The Philosophy of Play
Throughout the interview, one theme keeps resurfacing: play.
For Zizi, storytelling is play. Observation is play. Editing is play. Even managing a studio—though often stressful—is framed as an extension of that childhood longing to “find people like me and create something together.”
Her analogy is powerful: content creation as a playground of ideas, where writing, directing, and editing merge into games of discovery. The challenge is to preserve that playfulness while systematizing it for growth.
Broader Lessons for Creators
Zizi’s journey offers insights for anyone navigating creativity in the digital age:
- Platforms democratize storytelling. Cinema may be inaccessible, but YouTube and Instagram provide immediate entry points.
- Play fuels discipline. By systematizing play through frameworks like the Content Form, creators can scale without losing authenticity.

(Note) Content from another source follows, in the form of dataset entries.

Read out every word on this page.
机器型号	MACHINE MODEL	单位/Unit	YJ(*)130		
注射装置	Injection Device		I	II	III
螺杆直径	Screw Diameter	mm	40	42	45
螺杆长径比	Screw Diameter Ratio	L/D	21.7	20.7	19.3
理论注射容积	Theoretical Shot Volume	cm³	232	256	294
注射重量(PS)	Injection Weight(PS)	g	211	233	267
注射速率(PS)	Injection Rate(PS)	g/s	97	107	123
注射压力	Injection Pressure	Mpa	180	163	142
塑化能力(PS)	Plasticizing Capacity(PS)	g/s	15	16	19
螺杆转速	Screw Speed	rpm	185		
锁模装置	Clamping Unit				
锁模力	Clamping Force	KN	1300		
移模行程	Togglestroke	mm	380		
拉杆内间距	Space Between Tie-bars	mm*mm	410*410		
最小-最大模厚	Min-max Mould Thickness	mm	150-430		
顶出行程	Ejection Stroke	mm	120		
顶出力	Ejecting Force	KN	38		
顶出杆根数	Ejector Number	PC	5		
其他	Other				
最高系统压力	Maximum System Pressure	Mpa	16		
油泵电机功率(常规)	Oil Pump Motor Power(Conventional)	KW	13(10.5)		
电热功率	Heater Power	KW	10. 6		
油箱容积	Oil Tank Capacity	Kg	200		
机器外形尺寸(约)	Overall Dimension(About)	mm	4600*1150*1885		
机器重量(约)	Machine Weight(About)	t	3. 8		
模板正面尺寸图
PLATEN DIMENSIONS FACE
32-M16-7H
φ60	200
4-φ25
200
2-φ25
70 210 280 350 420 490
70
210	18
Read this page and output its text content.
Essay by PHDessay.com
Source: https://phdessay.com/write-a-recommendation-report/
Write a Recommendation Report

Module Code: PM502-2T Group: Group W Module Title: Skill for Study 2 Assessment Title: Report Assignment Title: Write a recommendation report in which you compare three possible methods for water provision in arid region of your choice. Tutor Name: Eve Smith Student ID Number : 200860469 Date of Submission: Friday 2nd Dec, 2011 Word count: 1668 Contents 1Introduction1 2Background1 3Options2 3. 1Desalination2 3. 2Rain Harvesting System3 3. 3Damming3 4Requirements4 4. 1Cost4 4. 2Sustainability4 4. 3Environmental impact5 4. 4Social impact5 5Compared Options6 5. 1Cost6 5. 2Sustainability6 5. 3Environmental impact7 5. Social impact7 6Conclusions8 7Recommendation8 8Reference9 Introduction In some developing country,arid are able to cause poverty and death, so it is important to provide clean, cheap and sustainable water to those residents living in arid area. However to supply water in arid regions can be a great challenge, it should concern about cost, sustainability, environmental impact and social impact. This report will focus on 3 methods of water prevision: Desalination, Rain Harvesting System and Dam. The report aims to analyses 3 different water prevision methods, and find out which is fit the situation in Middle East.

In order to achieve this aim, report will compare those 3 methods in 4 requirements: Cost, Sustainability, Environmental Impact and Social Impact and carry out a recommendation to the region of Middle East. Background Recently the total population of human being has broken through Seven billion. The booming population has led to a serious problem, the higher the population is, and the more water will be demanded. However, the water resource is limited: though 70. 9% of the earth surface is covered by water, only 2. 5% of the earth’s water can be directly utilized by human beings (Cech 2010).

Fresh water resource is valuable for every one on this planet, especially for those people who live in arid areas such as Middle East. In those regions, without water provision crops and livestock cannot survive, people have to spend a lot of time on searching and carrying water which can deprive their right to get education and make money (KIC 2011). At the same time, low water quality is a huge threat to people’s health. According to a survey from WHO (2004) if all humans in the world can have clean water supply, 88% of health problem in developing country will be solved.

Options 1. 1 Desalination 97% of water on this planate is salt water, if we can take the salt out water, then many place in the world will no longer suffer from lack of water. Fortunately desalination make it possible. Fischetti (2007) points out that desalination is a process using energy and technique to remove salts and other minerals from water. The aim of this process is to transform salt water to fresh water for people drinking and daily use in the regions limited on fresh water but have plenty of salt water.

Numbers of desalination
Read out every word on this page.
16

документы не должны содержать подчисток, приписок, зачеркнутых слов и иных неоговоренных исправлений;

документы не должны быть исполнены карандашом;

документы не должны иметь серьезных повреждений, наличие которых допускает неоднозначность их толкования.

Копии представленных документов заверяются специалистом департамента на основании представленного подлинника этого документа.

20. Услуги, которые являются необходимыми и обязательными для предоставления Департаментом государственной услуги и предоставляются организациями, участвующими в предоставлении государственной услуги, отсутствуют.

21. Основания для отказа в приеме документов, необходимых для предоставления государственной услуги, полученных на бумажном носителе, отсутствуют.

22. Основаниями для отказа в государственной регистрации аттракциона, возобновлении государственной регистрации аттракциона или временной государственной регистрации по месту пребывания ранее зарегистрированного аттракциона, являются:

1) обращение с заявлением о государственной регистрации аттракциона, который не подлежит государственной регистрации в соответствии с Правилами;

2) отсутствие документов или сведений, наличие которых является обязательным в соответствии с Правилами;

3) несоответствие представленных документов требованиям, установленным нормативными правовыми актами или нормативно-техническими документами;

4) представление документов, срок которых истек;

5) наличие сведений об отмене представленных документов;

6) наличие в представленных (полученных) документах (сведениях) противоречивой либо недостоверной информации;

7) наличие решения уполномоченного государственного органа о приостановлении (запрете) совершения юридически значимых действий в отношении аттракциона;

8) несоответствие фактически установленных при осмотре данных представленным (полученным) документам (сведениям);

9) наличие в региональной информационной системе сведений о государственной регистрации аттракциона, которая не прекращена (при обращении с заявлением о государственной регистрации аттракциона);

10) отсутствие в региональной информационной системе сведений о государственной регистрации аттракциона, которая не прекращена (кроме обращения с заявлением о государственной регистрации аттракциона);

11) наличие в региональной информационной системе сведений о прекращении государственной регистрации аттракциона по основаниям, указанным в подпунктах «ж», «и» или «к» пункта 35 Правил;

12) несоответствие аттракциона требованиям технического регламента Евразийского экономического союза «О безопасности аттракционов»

- Observation breeds empathy. Creativity is not isolationist—it thrives on listening to others, noticing small details, and translating them into meaningful narratives.
- Rejections are not roadblocks. Zizi’s story shows how setbacks in cinema and short films redirected her toward a medium where her voice resonates more strongly.
- Enjoy the journey. Perhaps the most radical lesson is that joy—not perfection, not fame, not even success—is the ultimate goal.
Conclusion: A Voice for a Generation
Today, Zizi Salimi is more than a YouTuber or tech blogger. She is a storyteller who has redefined how Persian audiences engage with technology. She has proven that even in unlikely spaces—like a phone review or a smart washing machine demo—narrative, empathy, and emotion can thrive.
Her journey from a withdrawn child in a religious household to a confident studio leader reflects the transformative power of creativity. By treating content creation as both play and craft, she inspires a generation of digital natives to believe that storytelling is not confined to cinema or literature. It can live in a smartphone ad, a YouTube tutorial, or a short Instagram clip.
Above all, Zizi’s voice is a reminder: creativity must remain joyful. It is in joy—in the play of observation, in the thrill of discovery, in the laughter of a team arguing over lighting—that storytelling finds its truest power.